City Ethics Commission Prepares to Revamp Lobbying Laws; Proposal Builds, Improves on Version Torpedoed in 2010 by Unholy Threesome Consisting of Kerry Morrison, Carol Schatz, and Eric Garcetti

Jessica Levinson, president of the City Ethics Commission, star Lawprof at Loyola, and righteous local media darling.
Jessica Levinson, president of the City Ethics Commission, star Lawprof at Loyola, and righteous local media darling.
If you’ve read the Municipal Lobbying Ordinance of the City of Los Angeles, you will have noted that it’s a bitch to enforce. It defines a lobbyist to be someone who is compensated to influence City action on behalf of a third party for 30 or more hours in any consecutive three months, and then requires lobbyists so-defined to register with the City. Imagine trying to use CPRA and other methods available to the public to pin that beef on some BID employee… I can tell you it’s not an easy task.

You may recall that between 2008 and 2010 the CEC tried to get this unwieldy definition changed to one whose details I won’t go into here, but which would have been far easier to enforce. For whatever reason, Carol Schatz, Kerry Morrison, and a few less luminous lights of the BID world including the perennially mockable Downtown Russell Brown decided for reasons known only to them and their therapists that this was going to destroy the very foundations of Los Angeles. As is their wont, they proceeded to get really fussy and scratch at their own faces till mom made them put their mittens on soon Eric Garcetti, at that time chair of the Rules and Elections Committee, smothered the whole baby in its bed for no discernible reason other than to please his darling BID-babes Kerry and Carol.

Eric Garcetti to Kerry Morrison in 2010: "You don't want to have to register as a lobbyist?  Whatever baby wants, baby gets."  Except, of course, baby still has to register, it's just next to impossible to prove it.
Eric Garcetti to Kerry Morrison in 2010: “You don’t want to have to register as a lobbyist? Whatever baby wants, baby gets.” Except, of course, baby still has to register, it’s just next to impossible to prove it.
So now the staff of the CEC, whose Executive Director is the same Heather Holt who got tarred, feathered, and mocked by Garcetti over this very same issue in 2010, has prepared a new proposed revision of the definition of lobbyist. The Commissioners will be discussing it at their upcoming meeting on August 9, 2016. The new proposal owes some debts to the last proposal, but its central point is quite different. It’s a change to a compensation-based rather than a time-based definition, which is fairly standard around the rest of the country:

We recommend returning to a compensation-based definition and that “lobbyist” be defined as an individual who is entitled to receive $2,000 or more in a calendar year for attempting to influence a City matter on behalf of another person. The attempt to influence would include a direct communication with a City official or employee, and compensation could be either monetary or non-monetary.

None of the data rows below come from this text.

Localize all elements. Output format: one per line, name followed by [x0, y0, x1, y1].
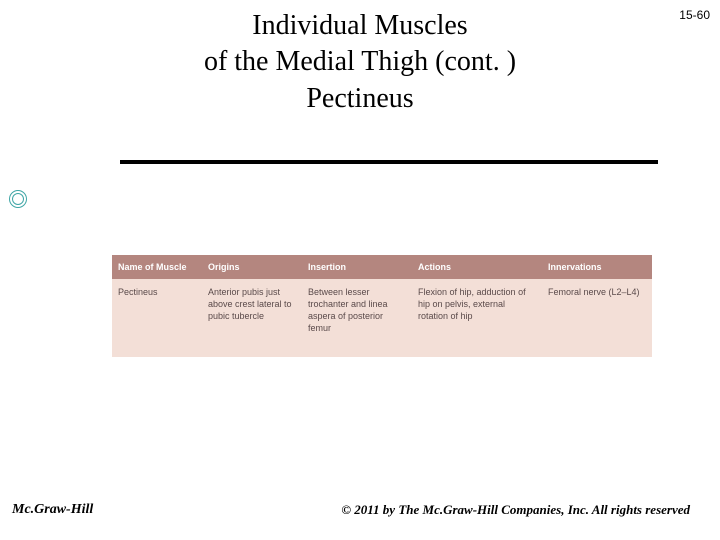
- bullet-decoration-icon: [9, 190, 27, 208]
- table-column-header: Name of Muscle: [112, 255, 202, 279]
- table-cell: Anterior pubis just above crest lateral …: [202, 279, 302, 357]
- table-header-row: Name of MuscleOriginsInsertionActionsInn…: [112, 255, 652, 279]
- table-body: PectineusAnterior pubis just above crest…: [112, 279, 652, 357]
- table-cell: Between lesser trochanter and linea aspe…: [302, 279, 412, 357]
- table-cell: Flexion of hip, adduction of hip on pelv…: [412, 279, 542, 357]
- table-column-header: Actions: [412, 255, 542, 279]
- slide-title: Individual Muscles of the Medial Thigh (…: [0, 0, 720, 117]
- table-header: Name of MuscleOriginsInsertionActionsInn…: [112, 255, 652, 279]
- table-column-header: Insertion: [302, 255, 412, 279]
- title-line-1: Individual Muscles: [0, 8, 720, 44]
- slide-number: 15-60: [679, 8, 710, 22]
- table-column-header: Origins: [202, 255, 302, 279]
- footer-publisher: Mc.Graw-Hill: [12, 502, 93, 518]
- table-row: PectineusAnterior pubis just above crest…: [112, 279, 652, 357]
- table-column-header: Innervations: [542, 255, 652, 279]
- table-cell: Pectineus: [112, 279, 202, 357]
- footer-copyright: © 2011 by The Mc.Graw-Hill Companies, In…: [341, 502, 690, 518]
- title-line-2: of the Medial Thigh (cont. ): [0, 44, 720, 80]
- table-cell: Femoral nerve (L2–L4): [542, 279, 652, 357]
- muscle-table: Name of MuscleOriginsInsertionActionsInn…: [112, 255, 652, 357]
- title-line-3: Pectineus: [0, 81, 720, 117]
- title-divider: [120, 160, 658, 164]
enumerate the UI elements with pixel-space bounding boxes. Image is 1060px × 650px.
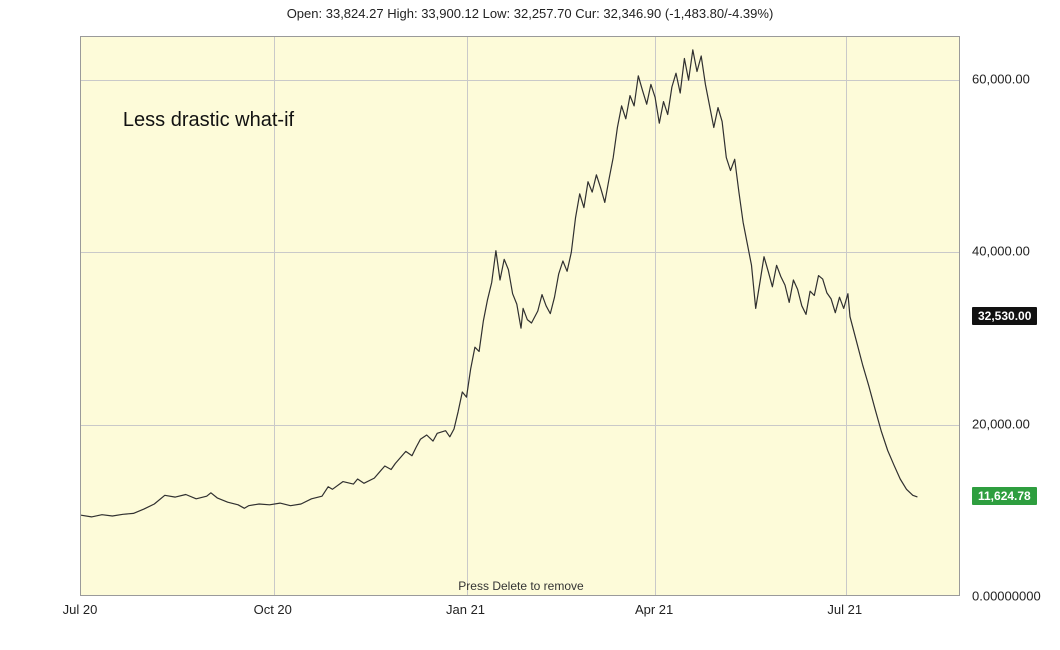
x-tick-label: Jul 21: [827, 602, 862, 617]
low-label: Low:: [483, 6, 510, 21]
high-value: 33,900.12: [421, 6, 479, 21]
y-tick-label: 0.00000000: [972, 589, 1041, 604]
cur-value: 32,346.90: [603, 6, 661, 21]
cur-label: Cur:: [575, 6, 600, 21]
y-tick-label: 60,000.00: [972, 72, 1030, 87]
x-tick-label: Jul 20: [63, 602, 98, 617]
price-badge: 11,624.78: [972, 487, 1037, 505]
high-label: High:: [387, 6, 417, 21]
x-tick-label: Oct 20: [254, 602, 292, 617]
low-value: 32,257.70: [514, 6, 572, 21]
change-abs: -1,483.80: [669, 6, 724, 21]
price-badge: 32,530.00: [972, 307, 1037, 325]
y-tick-label: 40,000.00: [972, 244, 1030, 259]
x-tick-label: Apr 21: [635, 602, 673, 617]
price-line: [81, 37, 960, 596]
chart-plot-area[interactable]: Less drastic what-ifPress Delete to remo…: [80, 36, 960, 596]
ohlc-header: Open: 33,824.27 High: 33,900.12 Low: 32,…: [0, 6, 1060, 21]
open-value: 33,824.27: [326, 6, 384, 21]
change-pct: -4.39%: [728, 6, 769, 21]
x-tick-label: Jan 21: [446, 602, 485, 617]
open-label: Open:: [287, 6, 322, 21]
y-tick-label: 20,000.00: [972, 416, 1030, 431]
chart-container: { "header": { "open_label": "Open:", "hi…: [0, 0, 1060, 650]
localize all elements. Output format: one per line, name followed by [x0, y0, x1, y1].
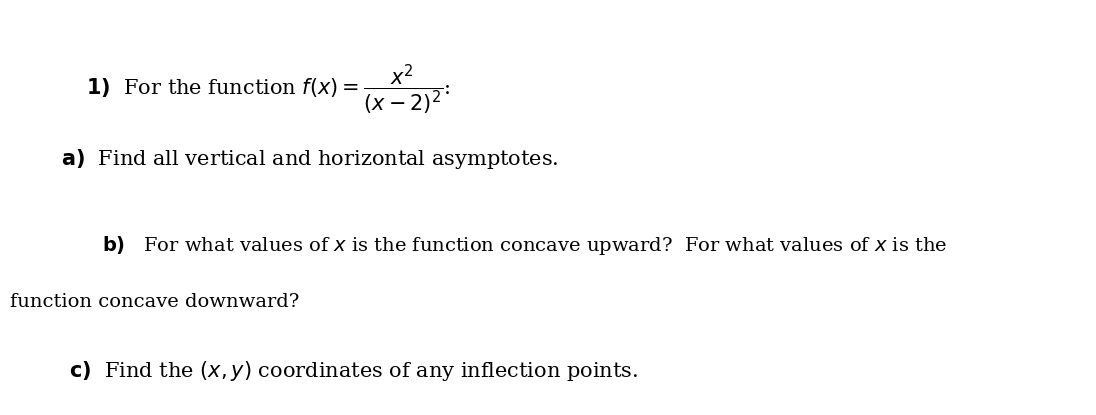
Text: function concave downward?: function concave downward?	[10, 293, 299, 310]
Text: $\mathbf{b)}$   For what values of $x$ is the function concave upward?  For what: $\mathbf{b)}$ For what values of $x$ is …	[102, 234, 947, 257]
Text: $\mathbf{c)}$  Find the $(x, y)$ coordinates of any inflection points.: $\mathbf{c)}$ Find the $(x, y)$ coordina…	[69, 359, 638, 383]
Text: $\mathbf{a)}$  Find all vertical and horizontal asymptotes.: $\mathbf{a)}$ Find all vertical and hori…	[61, 147, 559, 171]
Text: $\mathbf{1)}$  For the function $f(x) = \dfrac{x^2}{(x-2)^2}$:: $\mathbf{1)}$ For the function $f(x) = \…	[87, 62, 450, 117]
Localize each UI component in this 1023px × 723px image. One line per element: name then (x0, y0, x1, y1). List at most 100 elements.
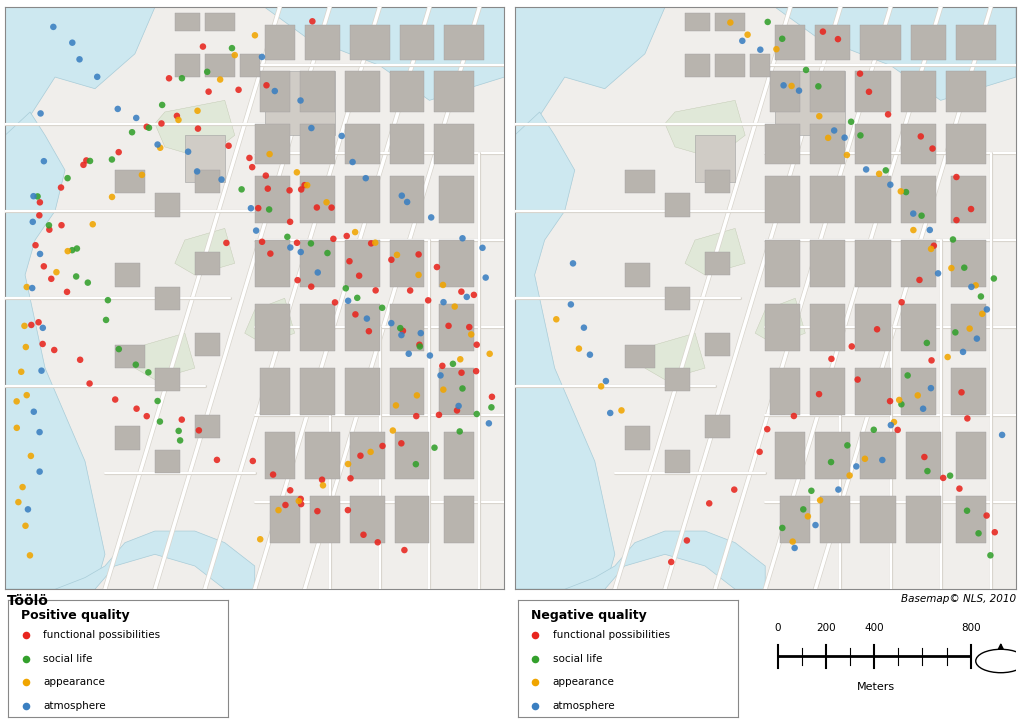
Bar (900, 368, 936, 414)
Bar (695, 135, 736, 182)
Point (17, 520, 34, 531)
Point (32, 427, 48, 438)
Bar (115, 345, 145, 368)
Point (343, 473, 359, 484)
Point (53, 219, 70, 231)
Point (393, 437, 409, 449)
Bar (900, 124, 936, 164)
Point (424, 212, 440, 223)
Point (786, 410, 802, 422)
Point (389, 249, 405, 261)
Point (384, 317, 400, 329)
Point (431, 409, 447, 421)
Point (394, 190, 410, 202)
Bar (115, 170, 145, 194)
Point (218, 237, 234, 249)
Point (326, 296, 343, 308)
Point (971, 528, 987, 539)
Bar (665, 450, 690, 473)
Point (68, 270, 84, 282)
Point (461, 321, 478, 333)
Bar (435, 124, 475, 164)
Point (475, 242, 491, 254)
Point (252, 534, 268, 545)
Point (212, 74, 228, 85)
Bar (400, 25, 435, 59)
Point (374, 440, 391, 452)
Point (814, 26, 831, 38)
Point (848, 461, 864, 472)
Bar (265, 432, 295, 479)
Polygon shape (265, 7, 504, 100)
Bar (770, 368, 800, 414)
Point (527, 676, 543, 688)
Bar (855, 304, 890, 351)
Point (959, 505, 975, 516)
Point (8, 395, 25, 407)
Polygon shape (244, 298, 295, 345)
Bar (810, 240, 845, 286)
Point (483, 401, 499, 413)
Bar (260, 72, 290, 112)
Bar (685, 54, 710, 77)
Point (309, 202, 325, 213)
Point (882, 179, 898, 190)
Bar (900, 176, 936, 223)
Point (17, 630, 34, 641)
Bar (395, 496, 430, 543)
Bar (955, 432, 986, 479)
Bar (855, 124, 890, 164)
Point (527, 630, 543, 641)
Point (909, 390, 926, 401)
Bar (345, 176, 380, 223)
Point (469, 408, 485, 420)
Point (128, 359, 144, 370)
Point (319, 247, 336, 259)
Point (242, 202, 259, 214)
Point (260, 183, 276, 194)
Point (293, 95, 309, 106)
Point (582, 349, 598, 361)
Point (883, 419, 899, 431)
Bar (300, 124, 335, 164)
Point (149, 395, 166, 407)
Bar (810, 368, 845, 414)
Point (968, 280, 984, 291)
Bar (255, 304, 290, 351)
Point (915, 403, 931, 414)
Point (82, 377, 98, 389)
Bar (350, 432, 385, 479)
Point (299, 179, 315, 191)
Text: atmosphere: atmosphere (552, 701, 616, 711)
Text: appearance: appearance (43, 677, 105, 687)
Point (129, 403, 145, 414)
Point (411, 341, 428, 352)
Point (34, 365, 50, 377)
Point (258, 170, 274, 181)
Point (340, 505, 356, 516)
Point (347, 226, 363, 238)
Point (248, 225, 264, 236)
Point (36, 260, 52, 272)
Point (134, 169, 150, 181)
Point (412, 328, 429, 339)
Point (880, 108, 896, 120)
Point (453, 367, 470, 379)
Point (399, 196, 415, 208)
Point (199, 66, 216, 77)
Point (454, 233, 471, 244)
Point (59, 172, 76, 184)
Polygon shape (5, 7, 154, 153)
Point (395, 325, 411, 337)
Point (436, 296, 452, 308)
Point (774, 522, 791, 534)
Point (768, 43, 785, 55)
Point (458, 291, 475, 303)
Bar (750, 54, 770, 77)
Point (408, 411, 425, 422)
Bar (305, 432, 340, 479)
Point (860, 86, 877, 98)
Point (871, 168, 887, 179)
Bar (440, 368, 475, 414)
Point (593, 380, 610, 392)
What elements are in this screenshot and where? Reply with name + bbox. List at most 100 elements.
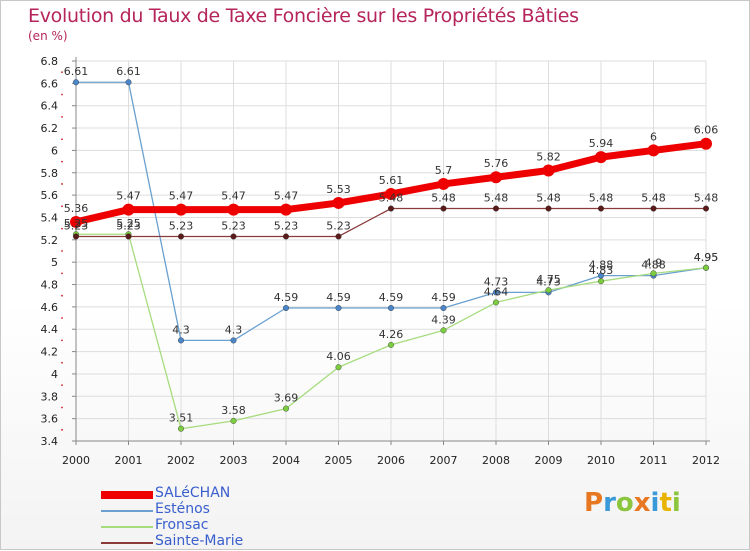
proxiti-logo: Proxiti	[584, 488, 681, 518]
data-label-fronsac: 5.25	[116, 217, 141, 230]
data-point-sal-chan	[595, 151, 607, 164]
y-tick-label: 6.2	[41, 122, 59, 135]
data-point-sainte-marie	[440, 205, 447, 212]
y-minor-dot	[61, 160, 63, 163]
data-label-fronsac: 3.58	[221, 404, 246, 417]
axes	[61, 57, 710, 445]
y-tick-label: 5.2	[41, 234, 59, 247]
grid-lines	[75, 60, 707, 442]
legend-swatch	[101, 510, 153, 512]
data-label-fronsac: 4.06	[326, 350, 351, 363]
data-label-fronsac: 3.51	[169, 412, 194, 425]
data-point-fronsac	[493, 299, 500, 306]
data-point-sainte-marie	[598, 205, 605, 212]
y-minor-dot	[61, 294, 63, 297]
data-label-sainte-marie: 5.23	[326, 219, 351, 232]
data-point-sainte-marie	[230, 233, 237, 240]
data-point-fronsac	[703, 264, 710, 271]
y-tick-label: 3.8	[41, 390, 59, 403]
legend-swatch	[101, 491, 153, 499]
data-point-est-nos	[125, 79, 132, 86]
y-tick-label: 6.4	[41, 100, 59, 113]
y-tick-label: 5.8	[41, 167, 59, 180]
data-label-est-nos: 4.95	[694, 251, 719, 264]
y-minor-dot	[61, 205, 63, 208]
y-tick-label: 5	[51, 256, 58, 269]
x-tick-label: 2009	[535, 454, 563, 467]
y-tick-label: 4.6	[41, 301, 59, 314]
data-point-fronsac	[283, 405, 290, 412]
logo-letter: o	[615, 488, 634, 518]
data-label-sal-chan: 5.82	[536, 151, 561, 164]
data-label-sainte-marie: 5.48	[431, 192, 456, 205]
data-label-sal-chan: 5.47	[274, 190, 299, 203]
data-point-sainte-marie	[335, 233, 342, 240]
data-label-sal-chan: 5.76	[484, 157, 509, 170]
y-tick-label: 4.8	[41, 279, 59, 292]
data-label-sal-chan: 5.36	[64, 202, 89, 215]
y-tick-label: 6.8	[41, 55, 59, 68]
data-label-est-nos: 4.3	[225, 323, 243, 336]
legend-label: Fronsac	[155, 517, 209, 533]
data-label-fronsac: 3.69	[274, 392, 299, 405]
data-point-sal-chan	[437, 177, 450, 190]
data-label-est-nos: 4.59	[379, 291, 404, 304]
logo-letter: P	[584, 488, 604, 518]
data-labels-group: 6.61 6.614.3 4.34.59 4.59 4.59 4.594.73 4.734.…	[64, 65, 719, 424]
data-point-sal-chan	[647, 144, 660, 157]
data-label-sainte-marie: 5.23	[116, 219, 141, 232]
data-point-est-nos	[335, 305, 342, 312]
y-tick-label: 6	[51, 144, 58, 157]
data-point-fronsac	[230, 417, 237, 424]
y-minor-dot	[61, 406, 63, 409]
chart-title: Evolution du Taux de Taxe Foncière sur l…	[28, 5, 579, 27]
data-point-fronsac	[177, 425, 184, 432]
data-point-est-nos	[72, 79, 79, 86]
data-label-est-nos: 4.73	[536, 275, 561, 288]
x-tick-label: 2012	[692, 454, 720, 467]
data-label-sal-chan: 5.53	[326, 183, 351, 196]
data-label-est-nos: 4.88	[589, 259, 614, 272]
data-point-est-nos	[283, 305, 290, 312]
y-tick-labels: 3.4 3.6 3.8 4 4.2 4.4 4.6 4.8 5 5.2 5.4 5.6 5.8 6 6.2 6…	[41, 55, 59, 448]
x-tick-label: 2006	[377, 454, 405, 467]
data-label-sal-chan: 5.7	[435, 164, 453, 177]
logo-letter: i	[671, 488, 681, 518]
data-label-fronsac: 4.39	[431, 313, 456, 326]
data-label-fronsac: 4.75	[536, 273, 561, 286]
x-tick-label: 2003	[220, 454, 248, 467]
x-tick-label: 2011	[640, 454, 668, 467]
y-tick-label: 5.4	[41, 211, 59, 224]
data-label-sainte-marie: 5.48	[484, 192, 509, 205]
y-tick-label: 4.2	[41, 346, 59, 359]
data-label-sal-chan: 5.47	[221, 190, 246, 203]
data-point-est-nos	[388, 305, 395, 312]
data-label-sainte-marie: 5.23	[169, 219, 194, 232]
data-point-sainte-marie	[545, 205, 552, 212]
data-point-sainte-marie	[72, 233, 79, 240]
data-point-sainte-marie	[493, 205, 500, 212]
legend-swatch	[101, 526, 153, 528]
data-label-sainte-marie: 5.23	[64, 219, 89, 232]
data-label-fronsac: 4.83	[589, 264, 614, 277]
data-label-fronsac: 4.9	[645, 256, 663, 269]
data-point-fronsac	[545, 287, 552, 294]
data-point-sainte-marie	[125, 233, 132, 240]
y-minor-dot	[61, 317, 63, 319]
data-label-sainte-marie: 5.48	[379, 192, 404, 205]
data-point-sal-chan	[122, 203, 135, 216]
data-label-sal-chan: 6.06	[694, 124, 719, 137]
data-label-est-nos: 6.61	[64, 65, 89, 78]
data-label-sal-chan: 6	[650, 130, 657, 143]
y-minor-dot	[61, 339, 63, 342]
x-tick-label: 2000	[62, 454, 90, 467]
data-label-est-nos: 4.59	[326, 291, 351, 304]
data-point-sal-chan	[332, 196, 345, 209]
y-minor-dot	[61, 384, 63, 387]
legend-label: Sainte-Marie	[155, 533, 244, 549]
y-minor-dot	[61, 115, 63, 118]
y-minor-dot	[61, 227, 63, 230]
data-label-sainte-marie: 5.48	[694, 192, 719, 205]
x-tick-label: 2010	[587, 454, 615, 467]
logo-letter: x	[633, 488, 651, 518]
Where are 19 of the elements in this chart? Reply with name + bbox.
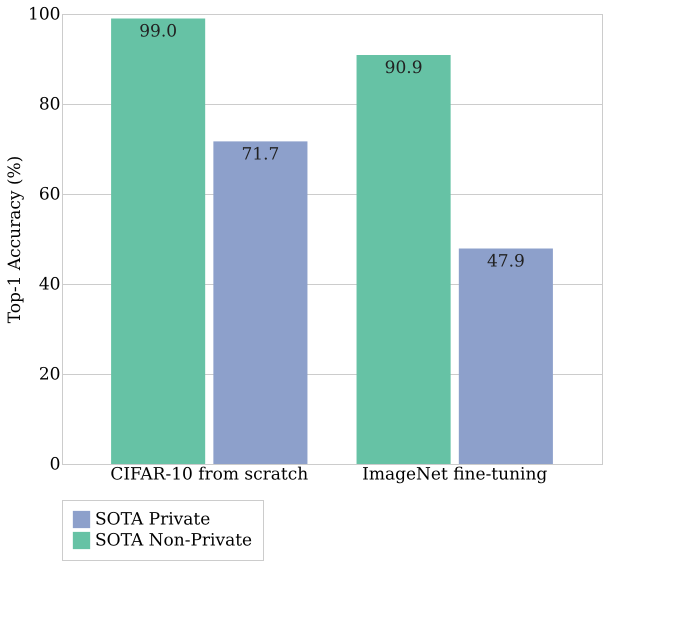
y-tick-label: 60 bbox=[38, 184, 60, 204]
legend-label: SOTA Non-Private bbox=[95, 530, 252, 550]
data-label: 99.0 bbox=[139, 22, 178, 42]
y-tick-label: 40 bbox=[38, 274, 60, 294]
y-axis-title: Top-1 Accuracy (%) bbox=[5, 156, 26, 324]
y-tick-label: 100 bbox=[28, 4, 60, 24]
data-label: 90.9 bbox=[384, 58, 423, 78]
bar bbox=[458, 248, 553, 464]
y-tick-label: 80 bbox=[38, 94, 60, 114]
y-tick-label: 20 bbox=[38, 364, 60, 384]
bar bbox=[111, 18, 206, 464]
x-tick-label: CIFAR-10 from scratch bbox=[110, 464, 308, 484]
data-label: 71.7 bbox=[241, 144, 280, 164]
x-tick-label: ImageNet fine-tuning bbox=[362, 464, 548, 484]
legend-label: SOTA Private bbox=[95, 510, 210, 530]
bar bbox=[213, 141, 308, 464]
y-tick-label: 0 bbox=[50, 454, 60, 474]
bar bbox=[356, 54, 451, 464]
data-label: 47.9 bbox=[486, 251, 525, 272]
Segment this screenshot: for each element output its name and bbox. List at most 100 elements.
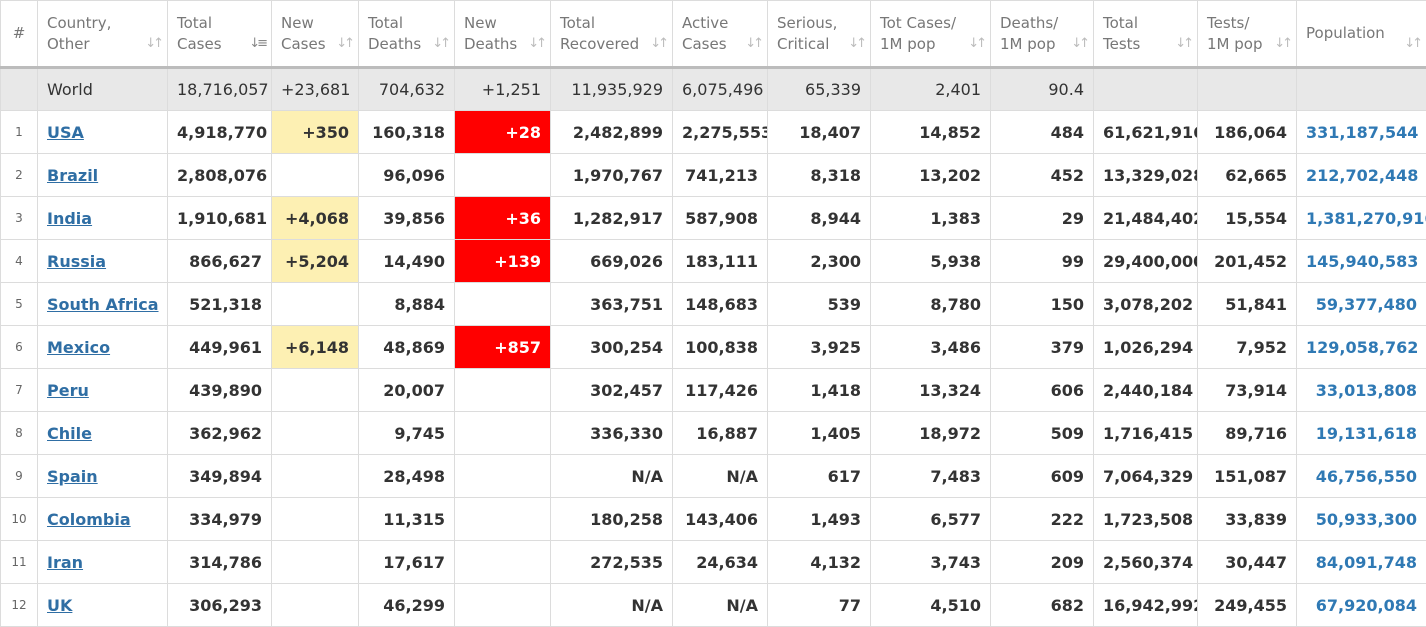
serious-critical-cell: 8,944 (768, 197, 871, 240)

There are other aspects to the proposal, some of them important,1 others minor, but this is the central one. The point is that it will make it far easier to decide who’s a lobbyist and who’s not. This will make cases easier to prove or to disprove, and I support it completely. Another exceedingly notable aspect of this new proposal is that, like both the current law and the previous proposal, it does not exempt employees of business improvement districts. They are exempted from just about every other form of oversight that the City of Los Angeles offers, and I think it’s crucial that they continue not to be exempted from this one, even if no one has yet successfully hung a charge on them, or especially because no one has.

If you need reasons just look at the underhanded illegal bullshit shenanigans carried out and funded by the BIDs over street vending. See e.g. how they lied to the LA Times, how John Tronson befouled himself in public in Van Nuys, how Ms. Kerry Morrison obscured her allegiances while lobbying on the matter, how BID Board member Alyssa Van Breene did whatever it was she was doing, and so on and on and on. Under the new definition it would have been child’s play to prove Kerry Morrison for one guilty of unregistered lobbying. Under the current definition not so much.

Anyway, I hope to see you at the Ethics Commission next Tuesday morning. And if you want my prediction for the future, I’m guessing that once the BIDs hear about this, and they will although I don’t believe they have yet,2 they are going to go peak pitbull, just like last time. Whether the CEC has the mojo to overcome their objections, which will be loud, voluminous, undue, tendentious, screedlike rants, I can’t say, but I tend to think not. It’s not just Eric Garcetti who dandles the BIDs on his avuncular knee and gives them whatever they want for Christmas and every other day of the year, but every goddamned official in the entire City, it seems. Not only that, but the City Council has plenty of reasons quite separate from the BIDs for wanting this law to be impossible to enforce. I’m not cynical by disposition, but my work on these matters has made me so. See you Tuesday, friends!


Image of Jessica Levinson is a public record and I got it from CEC website.

  1. Especially the new definitions of “City matter” and “lobbying organization,” but you should read the proposal to understand those.
  2. They’re going to hear about it from this post, anyway. As I’ve stated repeatedly, at least 74% of this blog’s readership consists of Kerry Morrison and her minions and lawyers.